Déprimons avec Pierre Marcelle...
... qui nous disait ceci, dans une chronique datée du 8 avril :
La Le Pen, présidente ? Elle l'est déjà, non ?
« Ça, c’est fait, souffle Copé en s’épongeant le front où affleure, entre les sourcils, la double ride verticale qui d’ordinaire signe chez lui une humeur contrariée.

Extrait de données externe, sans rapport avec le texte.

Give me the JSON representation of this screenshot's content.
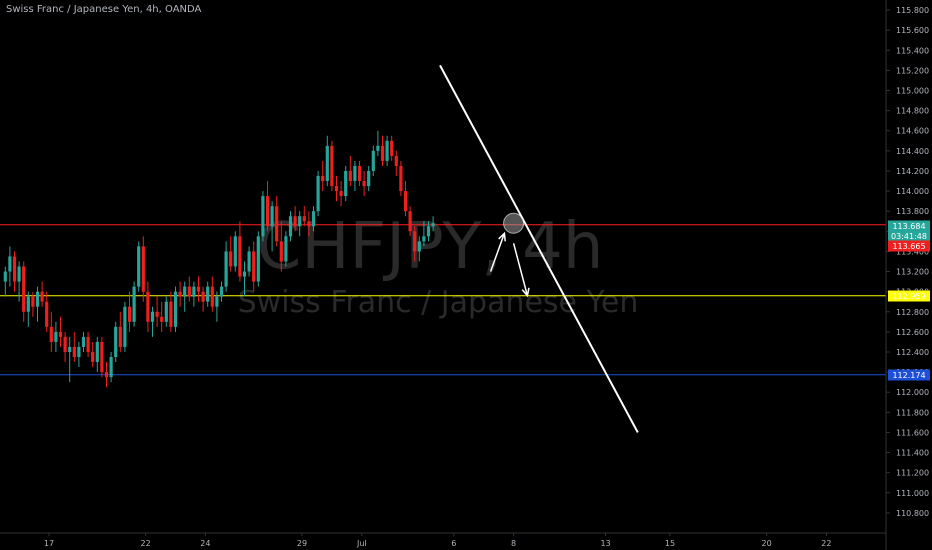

C’est fait, en effet, et bien fait, bien stigmatisant comme programmé, le "débat" débile sur "la laïcité et l’islam de (ou "en", on ne sait plus, on s’y est perdu) France", l’une et l’autre escamotés dans le salon d’un hôtel parisien (Libération du 6 avril). "Marine Le Pen est la première à vouloir que rien ne change", clame, pour justifier son impossible posture, le patron de l’UMP. Il a tout faux.

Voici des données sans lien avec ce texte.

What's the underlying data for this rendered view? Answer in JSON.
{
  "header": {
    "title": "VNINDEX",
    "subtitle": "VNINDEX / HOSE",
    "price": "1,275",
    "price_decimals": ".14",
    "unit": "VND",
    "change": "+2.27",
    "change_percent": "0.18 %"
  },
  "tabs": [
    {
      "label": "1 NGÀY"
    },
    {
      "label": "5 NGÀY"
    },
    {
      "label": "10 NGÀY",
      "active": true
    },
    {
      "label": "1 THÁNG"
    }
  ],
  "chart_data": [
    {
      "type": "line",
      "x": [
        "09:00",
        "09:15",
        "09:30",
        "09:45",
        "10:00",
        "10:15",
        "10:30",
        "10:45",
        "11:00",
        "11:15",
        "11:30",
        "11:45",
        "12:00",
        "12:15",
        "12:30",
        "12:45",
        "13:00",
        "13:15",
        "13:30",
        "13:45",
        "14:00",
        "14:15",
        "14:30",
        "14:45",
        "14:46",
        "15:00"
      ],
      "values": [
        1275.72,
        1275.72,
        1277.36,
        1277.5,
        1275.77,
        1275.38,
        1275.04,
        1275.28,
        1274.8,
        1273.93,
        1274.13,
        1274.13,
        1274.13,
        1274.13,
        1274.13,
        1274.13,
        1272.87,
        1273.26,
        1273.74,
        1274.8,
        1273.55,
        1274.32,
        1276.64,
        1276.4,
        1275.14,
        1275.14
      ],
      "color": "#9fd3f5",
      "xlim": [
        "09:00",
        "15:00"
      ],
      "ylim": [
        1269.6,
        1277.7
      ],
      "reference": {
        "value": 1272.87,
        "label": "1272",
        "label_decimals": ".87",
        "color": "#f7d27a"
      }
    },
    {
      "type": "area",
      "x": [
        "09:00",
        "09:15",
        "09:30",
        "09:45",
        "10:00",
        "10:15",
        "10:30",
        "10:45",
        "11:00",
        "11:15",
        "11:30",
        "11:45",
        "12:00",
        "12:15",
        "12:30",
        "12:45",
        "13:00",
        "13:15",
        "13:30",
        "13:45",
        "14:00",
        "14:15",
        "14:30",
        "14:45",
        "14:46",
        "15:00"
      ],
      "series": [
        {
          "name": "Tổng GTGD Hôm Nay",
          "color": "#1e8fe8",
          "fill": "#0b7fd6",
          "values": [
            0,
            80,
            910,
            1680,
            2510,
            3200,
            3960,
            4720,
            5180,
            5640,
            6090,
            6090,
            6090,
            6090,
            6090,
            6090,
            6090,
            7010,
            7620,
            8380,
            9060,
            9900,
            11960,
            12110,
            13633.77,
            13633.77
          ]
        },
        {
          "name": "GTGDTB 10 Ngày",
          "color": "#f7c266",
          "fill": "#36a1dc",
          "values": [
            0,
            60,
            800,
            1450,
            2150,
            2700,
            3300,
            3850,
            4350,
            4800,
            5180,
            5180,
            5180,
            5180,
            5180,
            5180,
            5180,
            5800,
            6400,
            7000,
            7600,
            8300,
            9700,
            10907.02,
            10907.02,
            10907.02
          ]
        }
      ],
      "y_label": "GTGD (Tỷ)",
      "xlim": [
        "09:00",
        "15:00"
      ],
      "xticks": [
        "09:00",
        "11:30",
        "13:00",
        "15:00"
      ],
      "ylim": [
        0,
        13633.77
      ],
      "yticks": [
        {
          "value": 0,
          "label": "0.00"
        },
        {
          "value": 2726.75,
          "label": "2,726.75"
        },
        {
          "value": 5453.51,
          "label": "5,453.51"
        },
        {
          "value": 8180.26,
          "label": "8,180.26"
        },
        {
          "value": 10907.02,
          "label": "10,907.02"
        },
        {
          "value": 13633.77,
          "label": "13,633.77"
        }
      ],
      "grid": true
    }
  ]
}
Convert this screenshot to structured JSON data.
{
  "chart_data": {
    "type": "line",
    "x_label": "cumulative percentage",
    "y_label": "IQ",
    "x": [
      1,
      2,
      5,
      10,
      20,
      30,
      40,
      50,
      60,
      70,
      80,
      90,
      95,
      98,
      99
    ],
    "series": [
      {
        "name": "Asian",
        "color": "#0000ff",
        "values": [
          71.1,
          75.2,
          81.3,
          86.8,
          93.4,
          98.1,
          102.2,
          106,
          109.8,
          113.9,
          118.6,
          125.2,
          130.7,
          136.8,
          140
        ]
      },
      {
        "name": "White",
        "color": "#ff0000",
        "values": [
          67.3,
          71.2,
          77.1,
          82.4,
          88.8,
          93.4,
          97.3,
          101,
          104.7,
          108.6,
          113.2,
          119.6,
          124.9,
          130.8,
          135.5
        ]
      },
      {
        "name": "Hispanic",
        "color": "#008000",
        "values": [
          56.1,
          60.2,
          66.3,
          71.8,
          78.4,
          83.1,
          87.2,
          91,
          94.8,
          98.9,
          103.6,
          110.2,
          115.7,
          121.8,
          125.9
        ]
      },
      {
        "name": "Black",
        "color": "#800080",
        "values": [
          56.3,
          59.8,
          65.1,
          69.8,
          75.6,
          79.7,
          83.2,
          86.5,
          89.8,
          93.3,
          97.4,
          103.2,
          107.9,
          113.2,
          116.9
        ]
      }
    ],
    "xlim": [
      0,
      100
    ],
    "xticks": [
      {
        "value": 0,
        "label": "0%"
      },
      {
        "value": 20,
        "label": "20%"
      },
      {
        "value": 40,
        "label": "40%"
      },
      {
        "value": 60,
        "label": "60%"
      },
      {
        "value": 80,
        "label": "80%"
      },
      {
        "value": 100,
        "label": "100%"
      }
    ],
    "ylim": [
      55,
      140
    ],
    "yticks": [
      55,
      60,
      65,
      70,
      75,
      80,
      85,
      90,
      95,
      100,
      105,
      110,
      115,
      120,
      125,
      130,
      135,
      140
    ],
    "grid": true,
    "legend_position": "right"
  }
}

« Qui ne voit en effet que les 26 "mesures" accouchées, où il n’est question que de cantine, piscine, carrés musulmans, gymnastique, prières et foulards -- toutes ces conneries, si loin des préoccupations de l’immense majorité des musulmans réels --, institutionnalisent le venin frontiste pour que "rien ne change"? Qui ne sent dans l’air mauvais comme cette parole fétide s’est normalisée? On a le droit et le devoir de tout dire, poursuit Copé. Son "pas de tabous" fait écho à celui de Zemmour. Un certain Robert Ménard, autre agité du bocal audiovisuel, met en pages cette doxa que relaient, sur RTL et i-Télé, ses obsessions fumeuses (voir Libération du 4 avril). A l’unisson, Elisabeth Lévy, bavarde commère, braillait l’autre semaine sur un plateau de France2 et à la façon de Riposte laïque, que "quand il n’y a plus de cochonnaille dans nos pots de départ, on se sent atteint". Sans rire.
« Rien de surprenant, chez ces trois-là, dont le républicanisme bruyamment invoqué s’accommode depuis longue lurette d’étranges compagnonnages. Pour peu que l’héritière qui fait tomber les masques mette un peu de "socialisme" dans son nationalisme (comme dans national-socialisme, oui), les voilà totalement désinhibés, à la façon dont se "décomplexa" la droite depuis que Sarkozy en est le champion. Pour cette droite-là, qui prépare les alliances de demain esquissées lors du récent scrutin cantonal, le mal court. Quelle immunité la préserverait, par miracle ou dogmatique sornette, de dangereuse liaison avec sa fille aînée lepéniste?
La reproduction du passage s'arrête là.